Catholics today are living in dysfunctional household. We have a father who is abusive. In his heart, he is an unhappy man because he resents the life he has had. He lashes out at his children, he calls them names and insults them, he derides their offerings of love and affection to him, he uses vulgar descriptions and epithets. His love for our mother is superficial, he never really loved her, he uses her and abuses her and we are never, ever to talk about it. Some of our brothers and sisters think we must keep quiet and never, ever mention that father is an evil man. Some of our uncles have sexually abused us, they have done awful things to us, degrading, vulgar things. Many of our brothers and sisters have left home because of it and have lived lives of hatred, sexual depravity and substance abuse. Yet, our father seems to care more about those who did this to us then we ourselves.

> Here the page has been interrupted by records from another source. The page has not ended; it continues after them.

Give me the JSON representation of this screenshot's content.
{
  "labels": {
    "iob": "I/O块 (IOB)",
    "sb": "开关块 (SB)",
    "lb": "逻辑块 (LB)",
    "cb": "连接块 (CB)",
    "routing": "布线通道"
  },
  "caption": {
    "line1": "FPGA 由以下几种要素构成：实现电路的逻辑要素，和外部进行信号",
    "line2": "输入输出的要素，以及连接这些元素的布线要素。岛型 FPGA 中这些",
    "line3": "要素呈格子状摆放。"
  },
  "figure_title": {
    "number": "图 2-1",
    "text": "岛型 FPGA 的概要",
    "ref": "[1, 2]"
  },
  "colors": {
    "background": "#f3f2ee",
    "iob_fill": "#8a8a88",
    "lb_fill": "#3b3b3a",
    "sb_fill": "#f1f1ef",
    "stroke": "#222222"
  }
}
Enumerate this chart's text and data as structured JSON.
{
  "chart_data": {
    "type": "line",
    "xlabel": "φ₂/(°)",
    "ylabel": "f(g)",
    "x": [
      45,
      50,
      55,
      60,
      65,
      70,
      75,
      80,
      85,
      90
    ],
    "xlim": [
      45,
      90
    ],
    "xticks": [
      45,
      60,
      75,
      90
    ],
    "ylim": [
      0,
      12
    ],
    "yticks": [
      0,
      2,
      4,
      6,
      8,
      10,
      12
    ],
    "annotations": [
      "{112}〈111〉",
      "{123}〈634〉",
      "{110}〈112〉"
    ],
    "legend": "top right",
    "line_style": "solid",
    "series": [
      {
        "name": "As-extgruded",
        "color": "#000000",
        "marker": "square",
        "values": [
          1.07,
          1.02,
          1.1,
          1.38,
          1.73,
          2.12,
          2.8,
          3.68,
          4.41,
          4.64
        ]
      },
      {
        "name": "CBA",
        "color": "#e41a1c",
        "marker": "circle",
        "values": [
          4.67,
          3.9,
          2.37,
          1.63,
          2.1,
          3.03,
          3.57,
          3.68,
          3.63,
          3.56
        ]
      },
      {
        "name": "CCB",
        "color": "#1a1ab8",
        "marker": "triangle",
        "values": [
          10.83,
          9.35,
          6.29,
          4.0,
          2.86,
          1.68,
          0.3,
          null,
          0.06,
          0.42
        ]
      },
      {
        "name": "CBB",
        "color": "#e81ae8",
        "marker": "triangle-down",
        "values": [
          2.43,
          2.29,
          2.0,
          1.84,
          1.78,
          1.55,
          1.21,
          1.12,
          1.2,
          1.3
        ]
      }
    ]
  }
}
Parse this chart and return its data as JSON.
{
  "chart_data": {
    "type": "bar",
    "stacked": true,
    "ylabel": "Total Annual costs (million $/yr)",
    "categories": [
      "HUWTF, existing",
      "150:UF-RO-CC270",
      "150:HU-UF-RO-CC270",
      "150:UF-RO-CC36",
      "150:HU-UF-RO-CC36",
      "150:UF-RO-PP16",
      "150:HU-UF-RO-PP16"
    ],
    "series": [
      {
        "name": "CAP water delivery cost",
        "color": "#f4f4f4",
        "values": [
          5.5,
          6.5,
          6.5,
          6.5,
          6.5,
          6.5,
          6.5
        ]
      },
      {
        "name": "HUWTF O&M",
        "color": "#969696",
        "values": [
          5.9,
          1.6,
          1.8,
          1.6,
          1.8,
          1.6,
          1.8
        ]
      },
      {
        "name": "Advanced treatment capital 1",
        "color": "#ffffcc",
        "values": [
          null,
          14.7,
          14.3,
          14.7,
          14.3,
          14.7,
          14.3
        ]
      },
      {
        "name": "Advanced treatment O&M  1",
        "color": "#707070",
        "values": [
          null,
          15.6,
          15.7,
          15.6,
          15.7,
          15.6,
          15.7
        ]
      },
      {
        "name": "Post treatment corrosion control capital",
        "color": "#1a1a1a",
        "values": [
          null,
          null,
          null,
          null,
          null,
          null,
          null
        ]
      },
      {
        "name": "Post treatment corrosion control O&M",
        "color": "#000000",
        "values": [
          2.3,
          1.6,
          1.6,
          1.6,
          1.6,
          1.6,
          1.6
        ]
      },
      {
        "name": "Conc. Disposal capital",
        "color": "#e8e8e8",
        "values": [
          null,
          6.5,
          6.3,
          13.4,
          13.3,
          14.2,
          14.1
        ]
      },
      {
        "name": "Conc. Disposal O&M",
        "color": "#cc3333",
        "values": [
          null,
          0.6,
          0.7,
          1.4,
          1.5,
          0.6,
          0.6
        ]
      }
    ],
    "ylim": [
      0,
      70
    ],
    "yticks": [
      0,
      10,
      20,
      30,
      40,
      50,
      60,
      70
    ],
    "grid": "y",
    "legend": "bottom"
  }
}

"Something profoundly worrying about criticisms on the signatories of the Correction specifically for speaking out about problems which every informed Catholic already knows about, is the mindset it reveals, one focused not on the truth, but on appearances. It is strongly reminiscent of the mindset at work in abusive families, where children are taught to pretend things are all right, when they are not: certain topics are not to be broached, certain facts are not to be referred to. This attitude can be enforced not by the abusive parent directly, but by other family members who are trying to keep up appearances and hold the family together. It is nevertheless profoundly unhealthy, and indeed is linked to psychological disorders in the children." Dr. Joseph Shaw, Oxford
It is time to decide where you stand and how much abuse you are going to continue to take.